On a relevant note, as a functional programming language, R’s built-in copy-on-modify semantics made it much, much safer to modify values, and improves the maintainability of the code. As long as you are not too careless or not using vectorized code at all, there will not be significant performance issues. In case you want to optimize, you will be rewarded for delicate mathematical and vectorized thinking, which is pretty cool. Eventually, such functional designs save human time — the more significant bottleneck in the long run.

Python does not have built-in data structures suitable for doing statistics. You will almost surely need to use third-party data structures such as NumPy array or pandas “DataFrame”. Despite their interoperability and performance issues, if you used them, you would need the other people to use the same libraries (sometimes the same versions…) to reuse and understand your code. It is not something particularly convenient.

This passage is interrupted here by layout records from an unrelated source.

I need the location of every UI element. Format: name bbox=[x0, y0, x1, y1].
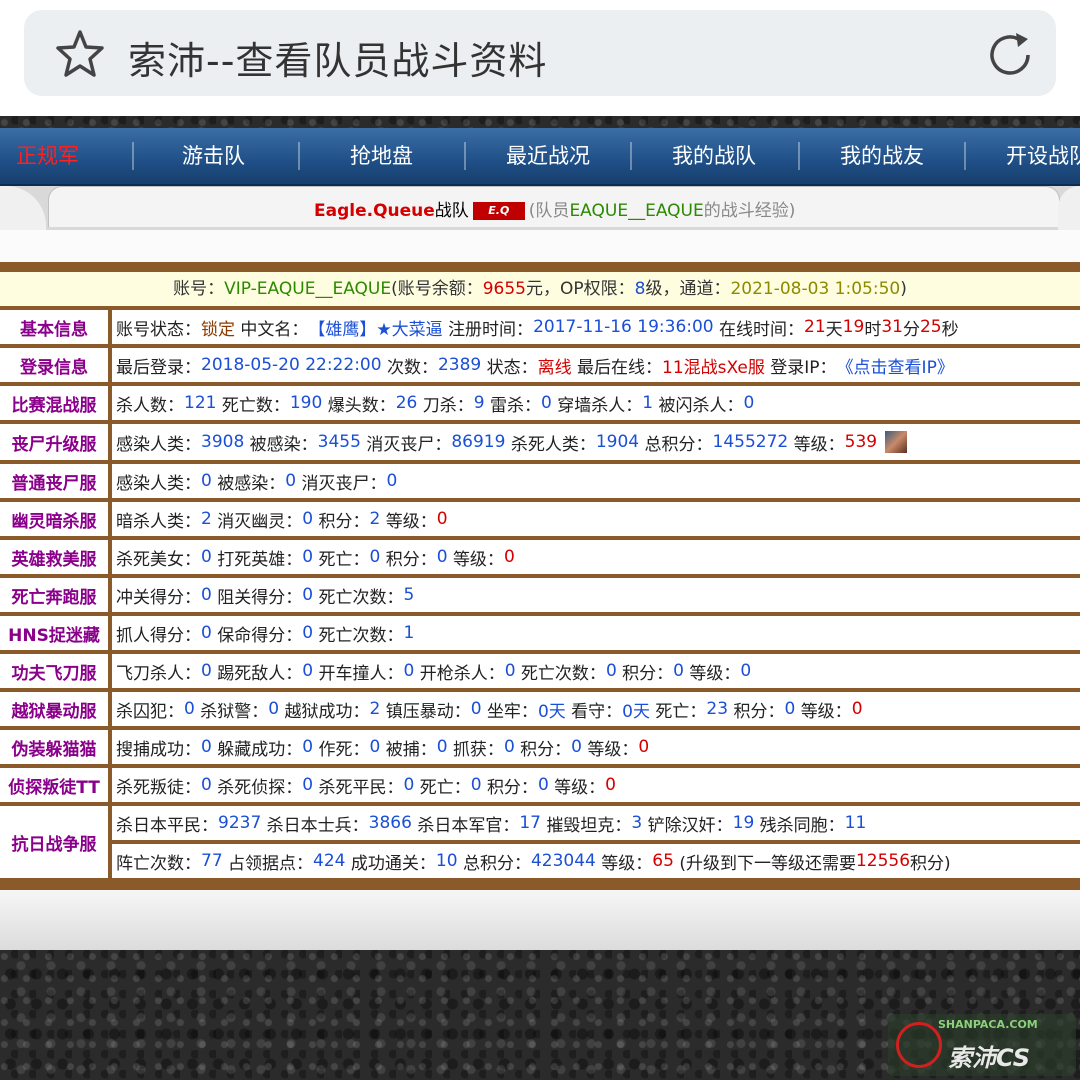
nav-separator bbox=[964, 142, 966, 170]
account-id: VIP-EAQUE__EAQUE bbox=[224, 279, 392, 299]
nav-item-my-team[interactable]: 我的战队 bbox=[672, 128, 756, 184]
nav-item-recent-battles[interactable]: 最近战况 bbox=[506, 128, 590, 184]
nav-item-territory[interactable]: 抢地盘 bbox=[350, 128, 413, 184]
nav-separator bbox=[464, 142, 466, 170]
row-zombie-up: 感染人类： 3908 被感染： 3455 消灭丧尸： 86919 杀死人类： 1904 … bbox=[112, 424, 1080, 460]
main-nav: 正规军 游击队 抢地盘 最近战况 我的战队 我的战友 开设战队 bbox=[0, 128, 1080, 186]
row-kungfu: 飞刀杀人： 0 踢死敌人： 0 开车撞人： 0 开枪杀人： 0 死亡次数： 0 积分： 0 … bbox=[112, 654, 1080, 688]
row-label-ghost: 幽灵暗杀服 bbox=[0, 502, 108, 536]
nav-item-regular-army[interactable]: 正规军 bbox=[16, 128, 79, 184]
row-match: 杀人数： 121 死亡数： 190 爆头数： 26 刀杀： 9 雷杀： 0 穿墙杀人： 1 … bbox=[112, 386, 1080, 420]
row-war-line1: 杀日本平民： 9237 杀日本士兵： 3866 杀日本军官： 17 摧毁坦克： 3 铲除… bbox=[112, 806, 1080, 840]
row-label-zombie: 普通丧尸服 bbox=[0, 464, 108, 498]
browser-toolbar: 索沛--查看队员战斗资料 bbox=[0, 0, 1080, 116]
row-hero: 杀死美女： 0 打死英雄： 0 死亡： 0 积分： 0 等级： 0 bbox=[112, 540, 1080, 574]
nav-item-my-friends[interactable]: 我的战友 bbox=[840, 128, 924, 184]
nav-separator bbox=[132, 142, 134, 170]
team-info: Eagle.Queue战队 E.Q (队员EAQUE__EAQUE的战斗经验) bbox=[314, 201, 796, 221]
row-label-ttt: 侦探叛徒TT bbox=[0, 768, 108, 802]
row-label-prophunt: 伪装躲猫猫 bbox=[0, 730, 108, 764]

In contrast, I have trusted the vanilla data frame in R and all the robust base functions for a long time, not to mention the powerful tidyverse extensions (dplyr, pipes). In fact, the abstraction of vector, matrix, data frame, and list is brilliant. These data structures are designed and forged in a way that they eventually became a natural part of the solution when people think and solve statistical problems, without thinking much about how exactly they need to store the data or compute on the data.

Beyond that, I also love the vector-oriented design and thinking in R. Everything is a vector: factors are special vectors; matrices and arrays are vectors with dimension attributes; lists are recursive vectors, data frames are special lists, thus special vectors. After a while, you will realize that treating vector as the atomic data structure and building everything on it, fits the paradigm of statistical thinking perfectly.

I have personally tried almost every mainstream Python IDEs, or editors with extensions. The conclusion is sad: none of them are good enough. Maybe my bar is too high, but they all seem to have some common issues, such as lacking essential features for working with data (think an object inspector). The most critical problem is, most of them simply have bad tastes and need better aesthetics in design.

For R, I do not think there is much need to explain: RStudio is perfect in almost all aspects. It is good even if you compare it with the many IDEs for many other languages. Even before RStudio, we had RKward, a full-featured beautiful R IDE from the KDE project.